La Grand Seiko SGBE001:
  • Le mouvement continu de son aiguille des secondes est impossible à imiter sans faire de gros investissements industriels.
  • Les aiguilles et les appliques du cadran sont diamantées, une des nombreuses étapes de fabrication qui sont impossible à imiter sans y consacrer un budget et des délais similaires.
  • La lunette saphir évidée par-dessous et remplie de matière luminescente est un casse-tête pour les contrefacteurs: le corindon devient extrêmement cassant dès qu'on essaie de l'usiner, parce la chaleur qu'il évacue mal crée des tensions. La fabrication d'une lunette requiert une précision extrême pour assurer un alignement parfait entre le diamètre extérieur et le diamètre intérieur.
Grand Seiko SBGE001
Le saphir bombé de Sinn: L'allemand Sinn a été l'un des premiers à utiliser une glace saphir taillée comme une glace synthétique. D'un point de vue esthétique, cette glace surélevée permet de réduire et donc d'alléger la hauteur du reste de la montre. D'un point de vue technique, la glace coûte 10 x plus cher qu'une glace plate, ce qui la rend impossible à contrefaire. glace saphir bombée

Mettre en place des canaux d'écoute du consommateur

Les comptes de marques poussent comme des champignons sur Facebook et Twitter, et chaque semaine nous avons droit à une nouvelle application pour iPhone ou iPad. Ce récent engouement des marques ne masque pas leur mauvaise compréhension du Web 2.0: elles s'attendent à perpétrer la communication à sens unique et le culte de la marque qu'elles pratiquaient déjà sur les supports de communication traditionnels. Ces nouveaux canaux de communication représentent une opportunité de communiquer sur la substance. Quitte à avoir une personne fixe derrière l'écran, disponible pour répondre en temps réel aux questions des consommateurs potentiels.

Conclusions

Le rapport du Professeur Wall traite de la contrefaçon globale. Dans le cas de pièces mécaniques ou de médicaments, la contrefaçon est un danger public. Dans le cas de la consommation ostentatoire, le Prof. Wall est tenté de laisser aux entreprises privées le soin de défendre leurs gains. Il explique le phénomène de cascade des indicateurs sociaux, ce qui rejoint l'analyse de Pamela Danziger sur la dérive d'un culte de l'objet vers un culte de la marque. La mondialisation a changé la donne de la propriété intellectuelle, mais les marques continuent de jouer la même main à une partie de cartes dont les règles ont radicalement changé.
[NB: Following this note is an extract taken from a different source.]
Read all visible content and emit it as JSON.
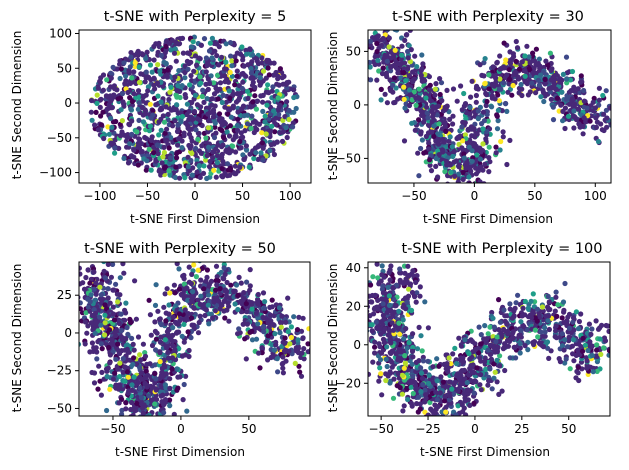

Les observations de Wall et Danziger pointent dans la même direction: la solution ne consiste pas à combattre la contrefaçon en aval, en criminalisant le consommateur; mais à la résoudre en amont: en remettant de l'ordre dans les priorités. Seul un marketing moins cynique et moins manichéen peut susciter un réel amour du produit aussi bien chez le créateur que chez le consommateur.